Crediting his many collaborations on 'Prophesy' was important for Sawhney in the creation of such a huge tapestry of stories and musical influences. Pillaging cultures for their indigenous qualities with the crude snap happy aesthetic of a tourist was the last thing on his agenda. An impassioned Nitin explained; "I wanted to make sure that when I was working with people that I gave something back as I didn't want to feel like I was exploiting anyone or just taking stuff where ever I went. If you walk around and steal from different cultures, that energy is not a good one, particularly to put on an album. So I was really trying to meet with people and create a mutual exchange and sometimes that worked really well.
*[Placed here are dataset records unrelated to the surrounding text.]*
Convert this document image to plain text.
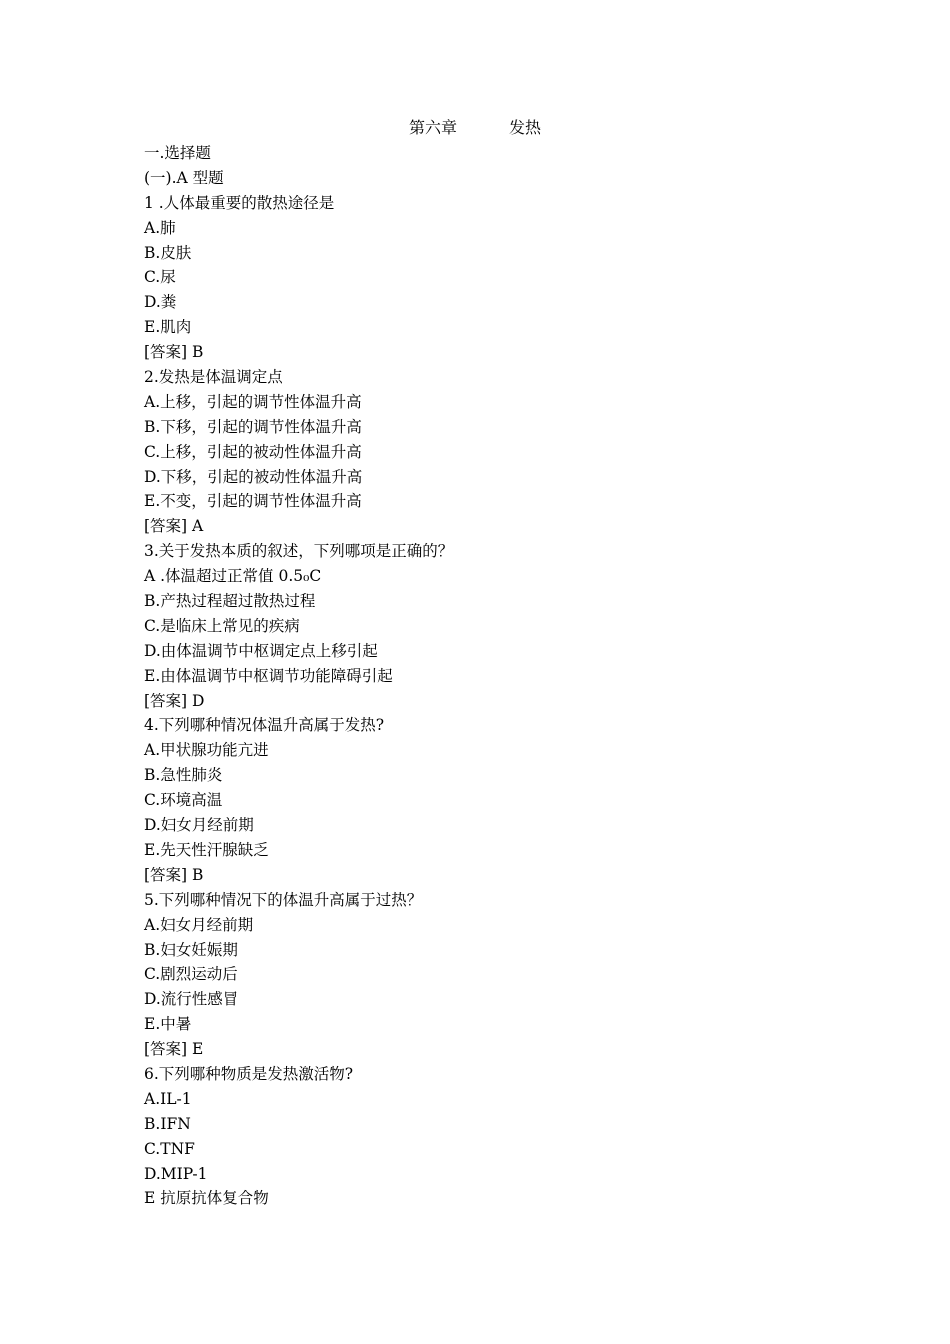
第六章	发热
一.选择题
(一).A 型题
1 .人体最重要的散热途径是
A.肺
B.皮肤
C.尿
D.粪
E.肌肉
[答案] B
2.发热是体温调定点
A.上移，引起的调节性体温升高
B.下移，引起的调节性体温升高
C.上移，引起的被动性体温升高
D.下移，引起的被动性体温升高
E.不变，引起的调节性体温升高
[答案] A
3.关于发热本质的叙述，下列哪项是正确的？
A .体温超过正常值 0.5₀C
B.产热过程超过散热过程
C.是临床上常见的疾病
D.由体温调节中枢调定点上移引起
E.由体温调节中枢调节功能障碍引起
[答案] D
4.下列哪种情况体温升高属于发热?
A.甲状腺功能亢进
B.急性肺炎
C.环境高温
D.妇女月经前期
E.先天性汗腺缺乏
[答案] B
5.下列哪种情况下的体温升高属于过热？
A.妇女月经前期
B.妇女妊娠期
C.剧烈运动后
D.流行性感冒
E.中暑
[答案] E
6.下列哪种物质是发热激活物?
A.IL-1
B.IFN
C.TNF
D.MIP-1
E 抗原抗体复合物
I wrote the piece for the kids on Soweto in the morning and then they translated it in to three African languages for me, and at the same time we made a donation to their school for stuff that they wanted. Things like that, making sure that people didn't feel like, 'oh, he's just come from abroad - he just wants to walk away from something and not give anything back'. I mean Jeff Jacobs has a large publishing part of that track and I think that's what I want the album to be about, not walking round like some f***ing tourist just stealing from people." And as to his place in the so-called 'Asian Underground', that to be frank, is neither 'underground' nor overtly 'Asian' after so much media hype, Nitin never felt part of some fictitious movement at all. "I don't think in terms of music and nationality any more. I find nationality quite a thing that holds back music, or people's perception of music. Music doesn't really have any barriers, the way I look at music it's what Mandawy Yunupingu says on the album 'music is a universal language', it's something everyone can relate to the emotion of. I think from that point of view, I've never tried to be part of a vibe or a movement, or anything like that; I've just tried to do the music I believe in and work in that way. I think most people that I know, and that I admire work in that way, I think the categories and fads tend to come and go but if you keep what you do with a sense of integrity, centred and focussed in what you believe in then everything kind of works around that really." If any further proof is needed 'Prophesy' will blow any doubters away with its unified vision of a world that is both in crisis and full of optimism and beauty.